Llama la atención que justo ahora nos parezca una novedad que el personal se trague sin rechistar las trolas más toscas. Y aquí vuelvo al comienzo, porque muchos de esos mismos que asentían al borde de la fractura cervical mordieron como panchitos el burdo cebo que tiró alguien en esa gran charca que son las redes sociales. El trampantojo en cuestión consistía en una fotografía de Abascal, la sensación del momento, besando la tumba de Franco. No les sé decir si era un tuneo con photoshop o un pavo que se parecía al de Amurrio, pero sí que cantaba a montaje cutre a mil millas. Eso no evitó que la instantánea chungalí se tomase por cierta, dando paso a todo tipo de cagüentales, que no cesaron cuando llegaron los desmentidos acompañados de pruebas. Los más moderados porfiaban que la imagen podría haber sido cierta. Los demás seguían insistiendo en que seguramente lo es, y puedo apostarles que en el futuro continuará rulando por ahí como la del falso Albert Rivera vestido de falangista. Pero luego daremos lecciones sobre bulos y rumores.

Épica de la violencia

Siento que me han pillado a contrapié. Mientras en esta parte del mapa llevamos unos años —no sabría decir cuántos— inventando un discurso deslegitimador de la violencia, un poquito más abajo, bastantes de los que nos miraban con desdén porque a la mínima se liaba parda en nuestras calles parecen haber descubierto la taumaturgia de las piedras y los contenedores ardiendo. Sin recato ni rubor, se proclama que a un sistema que no escatima precisamente en el uso de la fuerza hay que darle donde más le duele y devolverle cada golpe con otro golpe. Cualquiera que haya renovado varias veces el carné recordará ambos eslóganes, quiénes los aventaban y qué se solía decir al respecto. Con la suficiente perspectiva y una abundante relación de hechos tasados y testados, también podemos comprobar la nula eficacia de todo aquello. Al contrario: si nos está costando tanto salir del berenjenal es, en buena medida, porque no se puede arreglar de un día para otro lo que se ha jodido durante décadas.

Claro que a ver quién es el valiente que se lo explica a los que celebran exultantes la paralización del proyecto urbanístico aberrante de Gamonal. Con toda la razón del mundo, argumentarán que lo que no hubieran conseguido mil concentraciones pacíficas ha sido posible gracias a las imágenes de lunas rotas, barricadas incendiarias e intercambios de adoquines por porrazos. ¿O hay alguien tan cínico como para sostener que el alcalde ha dado su brazo a torcer al comprender súbitamente que su plan (o el de su amo) no contaba con el respaldo popular?

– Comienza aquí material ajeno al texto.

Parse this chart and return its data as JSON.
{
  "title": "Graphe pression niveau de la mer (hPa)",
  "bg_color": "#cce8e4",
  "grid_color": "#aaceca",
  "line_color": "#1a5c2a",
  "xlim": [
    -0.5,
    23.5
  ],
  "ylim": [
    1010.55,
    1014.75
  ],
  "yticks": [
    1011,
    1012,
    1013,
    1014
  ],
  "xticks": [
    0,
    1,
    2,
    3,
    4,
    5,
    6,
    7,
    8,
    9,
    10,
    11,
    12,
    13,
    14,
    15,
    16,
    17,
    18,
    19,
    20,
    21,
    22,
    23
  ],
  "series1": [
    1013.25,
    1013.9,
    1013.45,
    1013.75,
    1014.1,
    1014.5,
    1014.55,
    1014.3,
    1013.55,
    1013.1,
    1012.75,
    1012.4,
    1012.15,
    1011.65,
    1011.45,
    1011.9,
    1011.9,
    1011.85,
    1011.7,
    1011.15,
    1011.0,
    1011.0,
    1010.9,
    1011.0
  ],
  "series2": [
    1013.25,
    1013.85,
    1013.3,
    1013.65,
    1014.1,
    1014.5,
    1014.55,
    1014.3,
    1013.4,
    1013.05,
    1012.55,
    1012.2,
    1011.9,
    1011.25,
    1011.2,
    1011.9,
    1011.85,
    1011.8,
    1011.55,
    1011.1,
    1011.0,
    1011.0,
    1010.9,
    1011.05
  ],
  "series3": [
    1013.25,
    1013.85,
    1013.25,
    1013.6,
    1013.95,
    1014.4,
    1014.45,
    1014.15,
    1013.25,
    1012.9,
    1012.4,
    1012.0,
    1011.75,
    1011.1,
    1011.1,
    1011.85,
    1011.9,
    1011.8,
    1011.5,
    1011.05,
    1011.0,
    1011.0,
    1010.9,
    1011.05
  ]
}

La lectura automática y sin filtrar de este episodio es que el modo de conseguir lo que el poder niega al sentido común es a hostia limpia. Y si hacen falta padrinos intelectuales, se cita a Chomsky, que desde un mullido sillón afirma que la violencia nunca surge de la nada. El problema es que eso también es aplicable a la violencia del represor, que tiene más fuerza.